What it means to co-exist, to bloom together, is that the lines grow fuzzy, optical illusions with two different faces appearing at different times there is not a street that marks a neighborhood others have not crossed into eaten, loved, lived in, tasted in a different way
Even in Alamo Heights, tamales end up on the "Old Texas" families' Thanksgiving tables, while "Graciela's" sells designer suits in sarape colors Even on Nogalitos Street the Chinese tamarind seed is the top-selling snack at the Mexican food counter, Indian curry gets scooped up in comal-warmed pita bread Vietnamese eggrolls brim out of toasty tortillas made from German-milled white flour
At the corner of French and Fredericksburg Road Martínez Barbacoa pairs steaming barbacoa with ice-cold, carbonated Big Red, imports El Milagro tortillas from Austin and Virgin of Guadalupe wooden bracelets from Mexico, stacks avocados just lusciously ripe enough but not too soft, in front of the lusciously Olympian Aztecs posed on a calendar that only distantly layers echoed rhythms of the Aztec Calendar
After barbacoa and corn tortillas for breakfast we want "something different" for lunch and pair black-smoked Jamaican Jerk Bar-B-Q with chile-roasted corn So nighttime at Sam's Burger Joint we are not surprised when in the Music Hall out back a tall, blonde Chicana named Patricia Vonne (née Rodriguez and freshly back from concert tour of Europe) rattles the cage of the stage and sings a blend smooth as honey to the harmony of a rock electric guitar country fiddle and Spanish castanets
Carmen Tafolla is the author of more than 20 books.
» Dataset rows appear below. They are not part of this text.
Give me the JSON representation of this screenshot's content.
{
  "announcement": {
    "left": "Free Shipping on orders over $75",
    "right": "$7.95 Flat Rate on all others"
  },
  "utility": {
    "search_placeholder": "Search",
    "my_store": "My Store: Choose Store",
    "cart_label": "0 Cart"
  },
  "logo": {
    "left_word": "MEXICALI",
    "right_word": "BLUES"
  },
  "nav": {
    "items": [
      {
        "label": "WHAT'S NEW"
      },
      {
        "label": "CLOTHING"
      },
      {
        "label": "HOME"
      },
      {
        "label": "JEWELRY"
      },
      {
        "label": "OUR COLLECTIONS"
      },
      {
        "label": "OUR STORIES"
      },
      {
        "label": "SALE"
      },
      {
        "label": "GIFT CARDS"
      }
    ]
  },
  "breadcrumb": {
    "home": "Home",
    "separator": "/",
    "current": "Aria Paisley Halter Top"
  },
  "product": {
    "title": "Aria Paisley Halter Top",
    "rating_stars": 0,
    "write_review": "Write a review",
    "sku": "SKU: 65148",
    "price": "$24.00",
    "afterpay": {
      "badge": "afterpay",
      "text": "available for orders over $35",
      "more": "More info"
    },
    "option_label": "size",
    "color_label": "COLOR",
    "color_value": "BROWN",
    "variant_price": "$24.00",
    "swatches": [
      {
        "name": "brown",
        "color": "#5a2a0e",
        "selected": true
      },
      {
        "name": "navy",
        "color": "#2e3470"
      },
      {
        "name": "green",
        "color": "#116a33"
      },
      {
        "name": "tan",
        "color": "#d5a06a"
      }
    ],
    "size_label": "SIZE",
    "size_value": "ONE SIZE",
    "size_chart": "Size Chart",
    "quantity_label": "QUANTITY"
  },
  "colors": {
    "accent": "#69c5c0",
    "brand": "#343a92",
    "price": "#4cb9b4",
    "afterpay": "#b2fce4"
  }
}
She has received numerous awards, among them the Art of Peace Award; the Charlotte Zolotow Award; the Americas Award, presented at the Library of Congress; two ALA Notable Books; and two international Latino Book Awards. She is currently Writer-in-Residence for Children's, Youth & Transformative Literature at the University of Texas/San Antonio. In 2012, Ms. Tafolla was named the first Poet Laureate of the City of San Antonio.